Computer-assisted screening in systematic evidence synthesis requires robust and well-evaluated stopping criteria
in Systematic Reviews, 22.11.2024
Peer Review , Applied Sustainability Sciences
Systematic reviews, systematic maps, rapid reviews, and other evidence synthesis products are important resources for evidence-based decision-making [1,2,3]. To synthesise evidence systematically, potentially relevant documents are usually identified using systematic searches across multiple bibliographic databases [4]. Typically, and as recommended in widely applied review guidelines, two reviewers read each of these records at the title and abstract level independently and either include for further assessment based on the full text or exclude the record [5]. This process, known as “screening”, is labour-intensive and time-consuming. As the amount of records needing to be assessed increases [6], and as progress in artificial intelligence (AI) and machine learning (ML) — particularly in the domain of text — advances [7,8,9], calls to use ML to increase efficiency in screening grow louder [10,11,12].
There is a long history of research demonstrating the potential of ML in screening (since [13]), as well as a large related literature on the use of ML for similar tasks within legal eDiscovery [14, 15]. A substantial part of this literature [16] uses ML to prioritise records by predicted relevance (ML-prioritised screening, sometimes referred to as active learning), such that a high proportion of potentially relevant records are identified after human screening of a lower proportion of all available records. Human screening with ML prioritisation thus constitutes an “active learning” or “researcher in the loop” procedure, in which the machine uses information from already screened documents to select which ones to show the human coders in the next batch.
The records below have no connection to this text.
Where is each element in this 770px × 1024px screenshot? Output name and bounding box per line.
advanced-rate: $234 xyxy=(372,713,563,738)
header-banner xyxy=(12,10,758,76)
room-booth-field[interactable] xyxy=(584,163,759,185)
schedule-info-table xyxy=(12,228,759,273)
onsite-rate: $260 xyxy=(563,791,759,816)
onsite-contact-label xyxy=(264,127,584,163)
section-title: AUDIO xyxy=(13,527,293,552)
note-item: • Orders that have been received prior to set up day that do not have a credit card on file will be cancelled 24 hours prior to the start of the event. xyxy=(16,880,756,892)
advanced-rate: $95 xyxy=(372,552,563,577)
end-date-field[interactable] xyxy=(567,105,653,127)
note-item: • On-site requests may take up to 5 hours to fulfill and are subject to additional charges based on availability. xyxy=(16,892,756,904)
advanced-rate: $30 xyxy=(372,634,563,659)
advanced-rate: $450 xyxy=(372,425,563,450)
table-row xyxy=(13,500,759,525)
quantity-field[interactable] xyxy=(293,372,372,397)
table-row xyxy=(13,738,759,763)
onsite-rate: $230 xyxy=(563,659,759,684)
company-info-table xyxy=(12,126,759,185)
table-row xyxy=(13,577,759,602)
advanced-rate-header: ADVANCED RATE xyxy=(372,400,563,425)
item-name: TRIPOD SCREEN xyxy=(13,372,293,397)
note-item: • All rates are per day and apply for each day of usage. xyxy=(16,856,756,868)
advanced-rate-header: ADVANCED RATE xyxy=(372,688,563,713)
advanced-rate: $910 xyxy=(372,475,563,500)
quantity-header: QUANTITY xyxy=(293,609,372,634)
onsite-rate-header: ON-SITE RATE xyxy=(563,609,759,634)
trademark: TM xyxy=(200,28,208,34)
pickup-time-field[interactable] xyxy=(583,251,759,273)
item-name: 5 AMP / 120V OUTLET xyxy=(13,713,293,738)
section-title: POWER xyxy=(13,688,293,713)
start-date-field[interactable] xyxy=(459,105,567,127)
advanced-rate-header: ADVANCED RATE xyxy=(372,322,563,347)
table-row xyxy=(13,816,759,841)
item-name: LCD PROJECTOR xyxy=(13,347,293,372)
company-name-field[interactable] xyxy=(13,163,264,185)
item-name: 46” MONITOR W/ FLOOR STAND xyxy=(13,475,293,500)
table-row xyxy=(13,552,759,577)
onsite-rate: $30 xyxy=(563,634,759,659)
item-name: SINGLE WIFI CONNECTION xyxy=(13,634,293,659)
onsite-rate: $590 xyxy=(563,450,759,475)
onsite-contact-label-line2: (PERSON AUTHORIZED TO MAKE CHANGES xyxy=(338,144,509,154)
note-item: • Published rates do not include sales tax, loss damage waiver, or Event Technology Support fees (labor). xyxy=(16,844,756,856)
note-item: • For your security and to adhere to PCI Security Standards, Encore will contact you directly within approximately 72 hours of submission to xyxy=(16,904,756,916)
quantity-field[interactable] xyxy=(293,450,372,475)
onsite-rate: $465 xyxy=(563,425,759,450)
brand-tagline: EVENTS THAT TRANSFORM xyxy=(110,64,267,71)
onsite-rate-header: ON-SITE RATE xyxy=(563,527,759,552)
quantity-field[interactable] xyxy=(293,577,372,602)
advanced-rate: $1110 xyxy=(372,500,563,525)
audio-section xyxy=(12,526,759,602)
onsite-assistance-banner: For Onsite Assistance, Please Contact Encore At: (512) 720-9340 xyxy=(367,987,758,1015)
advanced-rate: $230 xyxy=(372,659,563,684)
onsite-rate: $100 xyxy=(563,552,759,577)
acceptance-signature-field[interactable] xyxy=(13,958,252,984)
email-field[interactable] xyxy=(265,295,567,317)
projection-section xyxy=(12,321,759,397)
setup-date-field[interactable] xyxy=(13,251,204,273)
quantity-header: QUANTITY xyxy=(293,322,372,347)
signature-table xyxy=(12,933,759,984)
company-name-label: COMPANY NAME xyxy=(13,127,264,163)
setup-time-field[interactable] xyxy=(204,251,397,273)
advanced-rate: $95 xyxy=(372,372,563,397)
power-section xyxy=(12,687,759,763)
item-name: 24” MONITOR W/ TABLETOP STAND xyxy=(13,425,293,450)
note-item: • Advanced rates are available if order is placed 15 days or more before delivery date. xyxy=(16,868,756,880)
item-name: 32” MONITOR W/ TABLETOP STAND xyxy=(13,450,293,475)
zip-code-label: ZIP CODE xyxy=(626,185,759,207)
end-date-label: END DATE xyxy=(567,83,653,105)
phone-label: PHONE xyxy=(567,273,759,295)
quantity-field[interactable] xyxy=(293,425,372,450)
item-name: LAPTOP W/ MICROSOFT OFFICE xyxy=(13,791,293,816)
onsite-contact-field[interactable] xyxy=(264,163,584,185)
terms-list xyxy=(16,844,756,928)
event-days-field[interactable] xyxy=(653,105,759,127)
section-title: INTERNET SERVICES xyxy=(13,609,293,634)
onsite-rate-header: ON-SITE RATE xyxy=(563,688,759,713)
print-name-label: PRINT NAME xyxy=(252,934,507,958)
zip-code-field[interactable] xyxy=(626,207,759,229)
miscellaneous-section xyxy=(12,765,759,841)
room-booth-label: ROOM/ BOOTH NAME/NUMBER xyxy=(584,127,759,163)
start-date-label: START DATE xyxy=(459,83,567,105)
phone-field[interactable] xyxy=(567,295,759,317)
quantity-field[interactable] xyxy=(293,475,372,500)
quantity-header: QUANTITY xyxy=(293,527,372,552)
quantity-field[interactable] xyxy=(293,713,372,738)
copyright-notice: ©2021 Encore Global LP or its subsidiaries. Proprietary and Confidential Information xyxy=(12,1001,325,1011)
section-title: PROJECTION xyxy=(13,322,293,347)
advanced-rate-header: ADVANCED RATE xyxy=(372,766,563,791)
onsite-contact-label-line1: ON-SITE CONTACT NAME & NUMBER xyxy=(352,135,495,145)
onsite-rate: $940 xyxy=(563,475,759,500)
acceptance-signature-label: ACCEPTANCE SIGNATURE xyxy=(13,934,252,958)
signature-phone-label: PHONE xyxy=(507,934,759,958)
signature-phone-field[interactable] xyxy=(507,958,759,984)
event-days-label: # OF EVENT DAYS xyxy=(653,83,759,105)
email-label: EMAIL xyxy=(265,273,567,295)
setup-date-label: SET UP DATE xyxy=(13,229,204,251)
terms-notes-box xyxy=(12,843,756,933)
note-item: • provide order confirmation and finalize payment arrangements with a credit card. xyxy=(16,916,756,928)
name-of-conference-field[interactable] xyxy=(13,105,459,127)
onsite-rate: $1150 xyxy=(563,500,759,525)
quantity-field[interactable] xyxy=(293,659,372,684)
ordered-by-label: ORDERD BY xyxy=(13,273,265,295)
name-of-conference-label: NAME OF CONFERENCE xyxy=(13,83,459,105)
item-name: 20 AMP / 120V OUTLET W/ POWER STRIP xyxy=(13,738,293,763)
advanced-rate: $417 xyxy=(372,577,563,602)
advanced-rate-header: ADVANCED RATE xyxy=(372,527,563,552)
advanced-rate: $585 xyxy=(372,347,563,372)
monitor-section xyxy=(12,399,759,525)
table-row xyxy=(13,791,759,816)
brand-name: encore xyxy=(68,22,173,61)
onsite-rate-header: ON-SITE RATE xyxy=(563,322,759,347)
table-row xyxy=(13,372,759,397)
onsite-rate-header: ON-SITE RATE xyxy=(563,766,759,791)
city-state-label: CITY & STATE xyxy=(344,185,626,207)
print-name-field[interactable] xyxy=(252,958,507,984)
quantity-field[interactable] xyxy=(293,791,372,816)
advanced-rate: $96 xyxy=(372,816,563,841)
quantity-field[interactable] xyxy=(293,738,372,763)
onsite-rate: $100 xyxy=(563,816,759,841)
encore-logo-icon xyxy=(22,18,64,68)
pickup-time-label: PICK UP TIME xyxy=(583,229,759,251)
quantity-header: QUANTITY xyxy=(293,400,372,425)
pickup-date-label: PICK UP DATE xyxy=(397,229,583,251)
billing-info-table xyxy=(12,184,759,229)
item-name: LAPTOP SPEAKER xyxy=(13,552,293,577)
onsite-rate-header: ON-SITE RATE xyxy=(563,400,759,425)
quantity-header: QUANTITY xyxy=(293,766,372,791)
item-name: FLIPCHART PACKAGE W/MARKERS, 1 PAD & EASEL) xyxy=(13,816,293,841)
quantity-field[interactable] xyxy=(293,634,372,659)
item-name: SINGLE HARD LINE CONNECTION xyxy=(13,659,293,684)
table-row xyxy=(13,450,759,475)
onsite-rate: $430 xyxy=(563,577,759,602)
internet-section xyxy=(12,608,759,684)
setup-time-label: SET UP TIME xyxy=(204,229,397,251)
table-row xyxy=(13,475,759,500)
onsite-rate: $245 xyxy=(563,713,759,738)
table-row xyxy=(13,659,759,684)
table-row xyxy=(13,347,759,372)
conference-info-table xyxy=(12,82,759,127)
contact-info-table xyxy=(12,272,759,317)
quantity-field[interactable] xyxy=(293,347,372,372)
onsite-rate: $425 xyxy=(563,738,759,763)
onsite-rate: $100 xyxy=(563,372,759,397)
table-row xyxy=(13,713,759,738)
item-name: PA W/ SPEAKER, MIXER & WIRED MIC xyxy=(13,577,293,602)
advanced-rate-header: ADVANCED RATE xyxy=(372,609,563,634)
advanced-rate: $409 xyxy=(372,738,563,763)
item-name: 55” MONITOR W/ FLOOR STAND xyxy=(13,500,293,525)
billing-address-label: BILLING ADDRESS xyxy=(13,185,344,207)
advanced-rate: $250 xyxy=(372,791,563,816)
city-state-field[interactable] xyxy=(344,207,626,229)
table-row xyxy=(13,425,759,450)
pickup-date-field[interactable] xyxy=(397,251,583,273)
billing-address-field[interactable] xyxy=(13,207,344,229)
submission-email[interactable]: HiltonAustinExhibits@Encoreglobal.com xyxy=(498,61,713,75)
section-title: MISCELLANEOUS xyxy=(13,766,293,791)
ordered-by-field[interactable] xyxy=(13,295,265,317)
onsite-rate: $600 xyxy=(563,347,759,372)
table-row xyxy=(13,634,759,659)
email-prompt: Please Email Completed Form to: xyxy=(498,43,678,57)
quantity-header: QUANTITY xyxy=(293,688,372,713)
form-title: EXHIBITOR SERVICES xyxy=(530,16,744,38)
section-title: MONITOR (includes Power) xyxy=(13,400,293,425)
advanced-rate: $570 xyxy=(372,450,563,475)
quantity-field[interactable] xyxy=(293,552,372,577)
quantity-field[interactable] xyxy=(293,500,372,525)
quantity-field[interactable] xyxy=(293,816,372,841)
Once all relevant records have been identified, the remaining unscreened records represent work that could, in principle, be saved by stopping human screening early — that is before all records have been screened. When this happens is, however, unknowable, because we do not know a priori the total number of relevant documents. To make a decision when to stop and achieve these work savings safely, a live review therefore needs methods that effectively manage the risk of missing more studies than would be acceptable in a given review. This commentary uses the term “early stopping” to refer to stopping screening before all records have been screened, without implying that this is too early. We also refer to “safe” methods for early stopping while recognising that no method eliminates risk entirely, and that the consequences of missing studies vary depending on the review context.
In this commentary, we briefly assess the current state of early stopping across evidence synthesis practice, evidence synthesis tools, and evidence synthesis guidance and highlight where this falls short of the demand for transparent and robust methods for identifying studies. In order to address this gap, we provide recommendations for promoting, developing, and applying safe stopping criteria and highlight leverage points on how to develop commonly agreed-upon principles for their implementation in ML-supported evidence synthesis.